If you’re into Metroidvanias, then welcome to heaven. Aquaria is a long, long game with a big, big world, winner of the first Independent Games Festival grand prize, and the subject of Destructoid’s very first Indie Nation article. I kind of hate Metroidvanias so I began to resent the game around the halfway point, but if you’re a fan of nonlinear platformer exploration, Aquaria is undoubtedly for you.
Mr. Robot: $6.69
A neo-retro genre mashup of RPG, action, puzzle, and adventure game, Mr. Robot was well-loved by Destructoid when it first came out, and things presumably haven’t changed much since then (apart from the fact that only one of the guys who contributed to that review still works here).
From the guys who made Darwinia, another game on this list that you should have played already, DEFCON is a frightening minimalist strategy game about nuclear warfare. Your goal is to nuke your enemies while sustaining minimum losses to your own country’s population. I’m effectively useless at strategy games so I can’t speak to the game’s challenge or depth, but I trust Introversion Software and the game certainly accrued some high marks since its original release.

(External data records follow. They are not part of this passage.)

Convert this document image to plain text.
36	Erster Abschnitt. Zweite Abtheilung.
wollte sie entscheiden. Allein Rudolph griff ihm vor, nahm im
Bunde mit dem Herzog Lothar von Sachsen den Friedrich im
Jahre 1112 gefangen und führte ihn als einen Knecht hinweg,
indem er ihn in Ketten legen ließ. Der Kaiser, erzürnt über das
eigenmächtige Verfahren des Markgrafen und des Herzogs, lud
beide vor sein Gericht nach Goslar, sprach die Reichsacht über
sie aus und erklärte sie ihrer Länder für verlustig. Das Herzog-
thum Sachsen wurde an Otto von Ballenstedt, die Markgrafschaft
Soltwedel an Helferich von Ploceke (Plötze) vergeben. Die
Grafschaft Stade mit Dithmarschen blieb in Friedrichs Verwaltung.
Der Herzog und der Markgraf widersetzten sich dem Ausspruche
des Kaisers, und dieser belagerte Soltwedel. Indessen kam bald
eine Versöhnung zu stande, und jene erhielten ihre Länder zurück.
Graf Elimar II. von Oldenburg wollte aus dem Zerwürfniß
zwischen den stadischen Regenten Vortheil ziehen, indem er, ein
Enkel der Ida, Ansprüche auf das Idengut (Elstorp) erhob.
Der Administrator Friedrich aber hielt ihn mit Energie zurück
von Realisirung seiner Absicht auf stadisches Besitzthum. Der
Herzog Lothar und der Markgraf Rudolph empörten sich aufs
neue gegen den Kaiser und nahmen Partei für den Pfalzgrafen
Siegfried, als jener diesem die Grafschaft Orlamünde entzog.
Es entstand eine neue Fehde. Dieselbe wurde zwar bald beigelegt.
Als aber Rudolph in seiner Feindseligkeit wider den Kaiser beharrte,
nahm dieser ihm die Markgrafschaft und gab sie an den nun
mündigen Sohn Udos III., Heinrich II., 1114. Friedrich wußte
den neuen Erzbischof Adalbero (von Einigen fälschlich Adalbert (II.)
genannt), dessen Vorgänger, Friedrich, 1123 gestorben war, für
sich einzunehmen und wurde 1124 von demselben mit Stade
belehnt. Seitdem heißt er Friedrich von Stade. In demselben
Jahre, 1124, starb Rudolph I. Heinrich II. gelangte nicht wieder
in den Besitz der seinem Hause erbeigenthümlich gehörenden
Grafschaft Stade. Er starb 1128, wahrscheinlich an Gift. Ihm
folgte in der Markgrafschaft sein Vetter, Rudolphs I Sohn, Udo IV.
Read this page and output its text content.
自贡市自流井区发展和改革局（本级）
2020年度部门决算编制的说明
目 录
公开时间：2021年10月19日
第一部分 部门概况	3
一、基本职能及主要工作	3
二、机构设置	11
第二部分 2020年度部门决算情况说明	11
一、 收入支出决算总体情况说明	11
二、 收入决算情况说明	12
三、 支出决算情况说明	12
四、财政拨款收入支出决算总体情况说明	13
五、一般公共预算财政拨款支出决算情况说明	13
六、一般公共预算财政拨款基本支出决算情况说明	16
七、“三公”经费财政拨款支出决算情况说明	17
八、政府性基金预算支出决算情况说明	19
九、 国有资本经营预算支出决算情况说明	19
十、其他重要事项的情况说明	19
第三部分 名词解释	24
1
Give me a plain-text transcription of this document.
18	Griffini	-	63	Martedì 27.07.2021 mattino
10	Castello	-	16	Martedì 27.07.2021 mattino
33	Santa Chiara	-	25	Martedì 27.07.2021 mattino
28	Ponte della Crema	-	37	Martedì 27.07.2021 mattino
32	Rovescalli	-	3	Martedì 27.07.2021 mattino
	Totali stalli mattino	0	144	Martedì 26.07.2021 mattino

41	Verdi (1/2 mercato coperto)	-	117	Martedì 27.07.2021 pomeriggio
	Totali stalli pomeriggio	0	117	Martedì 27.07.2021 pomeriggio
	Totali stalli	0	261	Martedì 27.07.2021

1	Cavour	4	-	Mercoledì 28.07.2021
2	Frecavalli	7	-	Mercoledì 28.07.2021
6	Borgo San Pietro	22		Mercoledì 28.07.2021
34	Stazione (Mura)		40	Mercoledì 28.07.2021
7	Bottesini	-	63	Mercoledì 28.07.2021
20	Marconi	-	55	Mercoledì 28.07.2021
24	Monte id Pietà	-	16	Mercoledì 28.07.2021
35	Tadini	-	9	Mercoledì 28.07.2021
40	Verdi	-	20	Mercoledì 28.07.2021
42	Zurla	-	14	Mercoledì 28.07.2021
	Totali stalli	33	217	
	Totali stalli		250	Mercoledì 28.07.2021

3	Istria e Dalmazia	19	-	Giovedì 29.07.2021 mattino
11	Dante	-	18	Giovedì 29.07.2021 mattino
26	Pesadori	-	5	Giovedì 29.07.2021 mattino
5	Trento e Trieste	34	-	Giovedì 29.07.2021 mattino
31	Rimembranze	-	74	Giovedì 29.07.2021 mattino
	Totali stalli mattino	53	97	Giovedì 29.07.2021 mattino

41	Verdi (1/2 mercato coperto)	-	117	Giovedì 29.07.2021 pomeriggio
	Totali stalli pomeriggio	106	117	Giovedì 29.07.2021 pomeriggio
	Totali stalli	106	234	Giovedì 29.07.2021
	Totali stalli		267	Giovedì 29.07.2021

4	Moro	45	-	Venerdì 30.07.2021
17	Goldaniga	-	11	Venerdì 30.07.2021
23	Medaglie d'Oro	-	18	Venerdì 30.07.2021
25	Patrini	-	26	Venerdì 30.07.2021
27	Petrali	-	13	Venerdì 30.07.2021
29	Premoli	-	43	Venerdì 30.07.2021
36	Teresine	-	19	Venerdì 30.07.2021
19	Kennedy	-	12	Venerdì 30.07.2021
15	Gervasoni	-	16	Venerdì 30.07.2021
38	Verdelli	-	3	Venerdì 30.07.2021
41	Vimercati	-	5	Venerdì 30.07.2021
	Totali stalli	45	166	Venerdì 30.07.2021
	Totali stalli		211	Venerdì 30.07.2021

Trials 2 is basically just a physics game about manuevering your realistically-handling bike over relatively unspectacular obstacles. Everything in the game physically function more or less as it would in the real world, requiring more thought and care of the player than something like Boom Blox. It can be pretty frustrating, but also pretty entertaining once you get the hang of how to work the bike.
No matter what your tastes, Darwinia has something to offer you. You a fan of strategy? Darwinia has that. Action? The game’s combat is all realtime and basically works like a simplified shooter. Retro games? Darwinia‘s entire visual style is ripped straight from the 80’s only made more sexy and 3D and bloom-y. Multiwinia is a multiplayer-oriented sequel/addition to the first game. Given the incredible price and the creativity that went into both games, this is as close to a “must buy” recommendation as you’ll find in this list.
Combine Lemmings with The Incredible Machine with something that is neither of those two games, and you’ve got Eets — a charmingly difficult puzzle game with a cute aesthetic and an enjoyable aesthetic. It’s also got a pretty active community that creates a lot of great levels, so this PC version is infinately preferable to the Xbox Live Arcade one.
Xeno Clash: $14.99
The 50% sale is over, but Steam’s new sale still knocks a full five bucks off Xeno Clash‘s asking price. I dunno for sure if it’ll be worth that much, but given its incredibly weird visuals and focus on the generally underrated genre of first-person melee combat, it may be worth the gamble.
So, yeah. One copy of Matt Hazard or a half-dozen really awesome games.